Mean age of patients was 36.4 ± 7.6. Majority (60.7%) presented within 6 months of complaints. Clinically, 66.1% were diagnosed as menorrhagia, 30.4% polymenorrhoea and 3.6% intermenstrual bleeding. Hysteroscopically 53.6% presented with abnormal pathology, it diagnosed polyps in 16.1%, calcification in 12.5%, submucous fibroma in 10.7%, necrotic mass in 7.1%, adhesion and forgotten IUCD in 5.4% cases each. However, on histopathology, 33 (58.9%) cases had normal/proliferative/atrophic endometrium, 12 (21.4%) had hyperplasia, 7 (12.5%) had calcified endometrium, and 12 (21.4%) had polyp. No significant difference between two modalities was observed with respect to number of normal/proliferative/atrophic endometrium (p = 0.185).

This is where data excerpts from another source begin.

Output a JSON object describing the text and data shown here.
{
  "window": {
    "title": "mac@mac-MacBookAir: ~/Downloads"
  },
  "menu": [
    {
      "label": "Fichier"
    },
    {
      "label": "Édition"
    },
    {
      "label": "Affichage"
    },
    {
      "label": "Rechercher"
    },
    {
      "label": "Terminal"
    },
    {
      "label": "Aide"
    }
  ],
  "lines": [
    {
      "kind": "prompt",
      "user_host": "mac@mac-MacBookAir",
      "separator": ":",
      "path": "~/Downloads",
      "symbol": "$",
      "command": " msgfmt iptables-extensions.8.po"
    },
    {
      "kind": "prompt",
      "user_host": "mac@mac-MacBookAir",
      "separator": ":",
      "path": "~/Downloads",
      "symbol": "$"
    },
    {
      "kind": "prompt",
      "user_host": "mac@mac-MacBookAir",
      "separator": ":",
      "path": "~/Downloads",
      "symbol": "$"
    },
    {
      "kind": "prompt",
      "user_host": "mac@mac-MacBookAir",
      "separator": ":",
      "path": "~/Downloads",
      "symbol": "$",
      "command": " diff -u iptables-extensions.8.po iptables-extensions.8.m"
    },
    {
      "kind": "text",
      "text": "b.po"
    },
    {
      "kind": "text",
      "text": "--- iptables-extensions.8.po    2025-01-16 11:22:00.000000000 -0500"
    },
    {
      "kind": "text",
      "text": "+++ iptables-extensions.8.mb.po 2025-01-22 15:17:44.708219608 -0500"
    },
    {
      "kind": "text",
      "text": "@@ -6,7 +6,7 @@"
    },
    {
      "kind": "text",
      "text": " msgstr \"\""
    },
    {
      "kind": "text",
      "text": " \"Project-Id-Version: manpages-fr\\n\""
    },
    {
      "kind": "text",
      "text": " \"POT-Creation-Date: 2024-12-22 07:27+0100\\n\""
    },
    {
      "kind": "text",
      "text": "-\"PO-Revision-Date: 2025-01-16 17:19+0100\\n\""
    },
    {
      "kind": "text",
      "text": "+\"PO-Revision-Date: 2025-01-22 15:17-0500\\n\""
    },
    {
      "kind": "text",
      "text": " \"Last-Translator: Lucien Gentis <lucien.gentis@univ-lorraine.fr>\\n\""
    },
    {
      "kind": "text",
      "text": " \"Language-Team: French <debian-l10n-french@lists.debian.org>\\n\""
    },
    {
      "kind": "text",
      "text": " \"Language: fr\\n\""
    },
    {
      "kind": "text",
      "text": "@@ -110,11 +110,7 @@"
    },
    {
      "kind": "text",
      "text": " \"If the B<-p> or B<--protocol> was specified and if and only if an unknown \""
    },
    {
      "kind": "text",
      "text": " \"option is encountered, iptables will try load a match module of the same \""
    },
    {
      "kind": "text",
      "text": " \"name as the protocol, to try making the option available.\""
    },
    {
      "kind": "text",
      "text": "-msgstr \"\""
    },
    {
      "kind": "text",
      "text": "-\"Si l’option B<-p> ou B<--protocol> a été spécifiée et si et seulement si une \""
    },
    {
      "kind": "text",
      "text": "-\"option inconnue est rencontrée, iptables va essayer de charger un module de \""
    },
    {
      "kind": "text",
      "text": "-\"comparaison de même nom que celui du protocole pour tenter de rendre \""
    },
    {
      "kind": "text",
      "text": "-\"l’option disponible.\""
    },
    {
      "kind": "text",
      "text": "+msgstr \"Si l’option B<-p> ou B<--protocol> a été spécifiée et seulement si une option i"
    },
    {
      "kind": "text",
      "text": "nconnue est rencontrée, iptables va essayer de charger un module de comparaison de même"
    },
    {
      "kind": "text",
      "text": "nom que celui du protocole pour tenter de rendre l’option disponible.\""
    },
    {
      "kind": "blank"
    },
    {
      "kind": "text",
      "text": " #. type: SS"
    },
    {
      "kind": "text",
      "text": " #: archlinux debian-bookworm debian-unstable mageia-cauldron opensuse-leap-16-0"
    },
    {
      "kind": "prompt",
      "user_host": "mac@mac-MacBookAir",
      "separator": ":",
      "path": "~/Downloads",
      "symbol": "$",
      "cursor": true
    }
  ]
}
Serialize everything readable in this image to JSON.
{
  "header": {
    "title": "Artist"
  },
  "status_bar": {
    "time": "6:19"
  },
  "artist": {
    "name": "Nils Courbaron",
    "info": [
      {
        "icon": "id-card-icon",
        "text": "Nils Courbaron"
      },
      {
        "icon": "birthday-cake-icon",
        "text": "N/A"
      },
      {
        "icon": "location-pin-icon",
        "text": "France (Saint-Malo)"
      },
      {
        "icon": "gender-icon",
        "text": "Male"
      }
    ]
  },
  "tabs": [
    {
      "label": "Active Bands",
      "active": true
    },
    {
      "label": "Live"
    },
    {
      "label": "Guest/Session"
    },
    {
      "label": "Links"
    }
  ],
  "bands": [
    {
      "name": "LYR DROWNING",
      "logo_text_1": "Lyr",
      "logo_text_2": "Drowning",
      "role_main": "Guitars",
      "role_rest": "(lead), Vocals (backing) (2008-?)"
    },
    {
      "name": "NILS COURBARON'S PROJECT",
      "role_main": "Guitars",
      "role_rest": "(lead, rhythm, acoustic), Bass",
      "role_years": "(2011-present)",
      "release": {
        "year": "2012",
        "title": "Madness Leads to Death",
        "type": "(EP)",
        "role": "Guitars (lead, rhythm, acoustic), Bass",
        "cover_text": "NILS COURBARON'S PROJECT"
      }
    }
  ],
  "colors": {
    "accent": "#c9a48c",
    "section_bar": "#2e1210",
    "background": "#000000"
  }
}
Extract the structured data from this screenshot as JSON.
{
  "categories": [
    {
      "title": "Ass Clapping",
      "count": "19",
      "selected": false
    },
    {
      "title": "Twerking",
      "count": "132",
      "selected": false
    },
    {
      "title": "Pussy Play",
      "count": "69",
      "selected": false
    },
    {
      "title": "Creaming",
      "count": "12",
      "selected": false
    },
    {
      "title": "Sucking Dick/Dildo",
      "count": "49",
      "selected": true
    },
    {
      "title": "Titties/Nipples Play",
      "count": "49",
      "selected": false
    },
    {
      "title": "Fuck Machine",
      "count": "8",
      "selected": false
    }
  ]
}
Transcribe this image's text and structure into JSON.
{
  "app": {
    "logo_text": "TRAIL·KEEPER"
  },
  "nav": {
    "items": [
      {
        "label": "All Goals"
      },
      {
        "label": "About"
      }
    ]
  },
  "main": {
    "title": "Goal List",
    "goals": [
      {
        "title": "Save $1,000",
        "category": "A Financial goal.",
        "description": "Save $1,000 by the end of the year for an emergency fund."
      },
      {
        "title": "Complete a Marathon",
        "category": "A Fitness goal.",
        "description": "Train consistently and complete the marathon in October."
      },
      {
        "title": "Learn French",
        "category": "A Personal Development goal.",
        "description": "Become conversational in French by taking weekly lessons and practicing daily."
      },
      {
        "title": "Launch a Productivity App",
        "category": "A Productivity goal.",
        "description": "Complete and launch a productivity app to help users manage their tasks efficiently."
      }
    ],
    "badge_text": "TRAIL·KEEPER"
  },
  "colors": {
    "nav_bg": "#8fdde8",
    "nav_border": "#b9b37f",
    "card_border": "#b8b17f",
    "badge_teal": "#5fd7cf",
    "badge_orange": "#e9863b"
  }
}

Histopathology diagnosed hyperplasia in significantly higher proportion of patients as compared to hysteroscopy (p = 0.042). Hysteroscopy diagnosed significantly higher proportion of patients with submucous myoma (p = 0.012) and necrotic mass (p = 0.042). Statistically, no significant difference between two modalities was observed with respect to other pathologies (p > 0.05). Overall agreement between two modalities was 62.5%. For pathological abnormalities in general, hysteroscopy had sensitivity, specificity, PPV, NPV and accuracy values of 78.3, 63.6, 60, 80.8 and 69.6%, respectively.

Conclusion

Hysteroscopy provided additional information for some of the pathologies, otherwise remaining undiagnosed by HPE.